The idea of creating such a transportation project has rebounded for about 20 years, and despite the challenges, the project is finally seeing the end of the tunnel as financial support from the Federal Transit Administration has become available and the appropriate entities have come together. reunited.
The project started in 2020 and everything has gone well so far, according to James Larson, public relations specialist for the Utah Transit Authority.
Students will be able to see the new landscape on the WSU campus when they return for the fall semester 2021 as the project takes shape.
“In September, we’ll start working from 32 to 36 and widening the route and creating that connection to Weber State,” Larson said. “Now you start to see buses and awnings and curbs falling into place. ”
Chad Downs, project manager with facilities management at WSU, agrees with Larson, saying bringing the BRT to this point has been a massive coordination effort.
“It’s moving forward remarkably, considering all the entities involved,” Downs said. “I think it’s amazing that it’s coming this far, and actually being carried out on campus, and the majority of the work on the central campus is underway as we speak this summer.”

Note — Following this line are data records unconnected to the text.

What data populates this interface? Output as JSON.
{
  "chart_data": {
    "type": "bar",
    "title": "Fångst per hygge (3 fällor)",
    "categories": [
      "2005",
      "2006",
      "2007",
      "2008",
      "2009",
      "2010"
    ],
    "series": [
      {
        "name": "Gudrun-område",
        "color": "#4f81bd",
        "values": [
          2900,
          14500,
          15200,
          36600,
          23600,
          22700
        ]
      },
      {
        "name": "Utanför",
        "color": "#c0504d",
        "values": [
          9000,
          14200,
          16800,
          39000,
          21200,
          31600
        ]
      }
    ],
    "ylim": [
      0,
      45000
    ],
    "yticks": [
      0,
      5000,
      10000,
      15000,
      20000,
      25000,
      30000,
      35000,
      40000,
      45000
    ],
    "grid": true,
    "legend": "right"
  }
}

A wide variety of but necessary organizations came together including UTA, WSU, Ogden City and McKay-Dee Hospital, Weber County, Wasatch Front Regional Council and many others including Ogden City businesses.
A project like this isn’t easy with the amount of coordination it takes or with COVID-19 sweeping the country and impacting not only public transportation but many daily routines and jobs as well. Even with this setback, however, the project deadlines have not changed.
“We will have three stations finalized and fully operational for the fall semester of 2022 that will become Weber State University’s new shuttle,” Larson said. “And that will transport students from the Dee Events Center to student accommodation and the center of campus.”
Buses will pick up students from 5:30 a.m. to 11:30 p.m. every six to eight minutes.
Downs said it’s one thing when a project like this is in the planning stages, but it’s a whole different story on the construction side. Downs is particularly happy to see the progress and said COVID-19 has had a positive impact by allowing more construction on campus than originally planned.
The project has gone smoothly and the deadline for this project to be completed in 2023 is realistic, according to Downs and Larson. However, there is no exact month or date for the official ribbon cutting.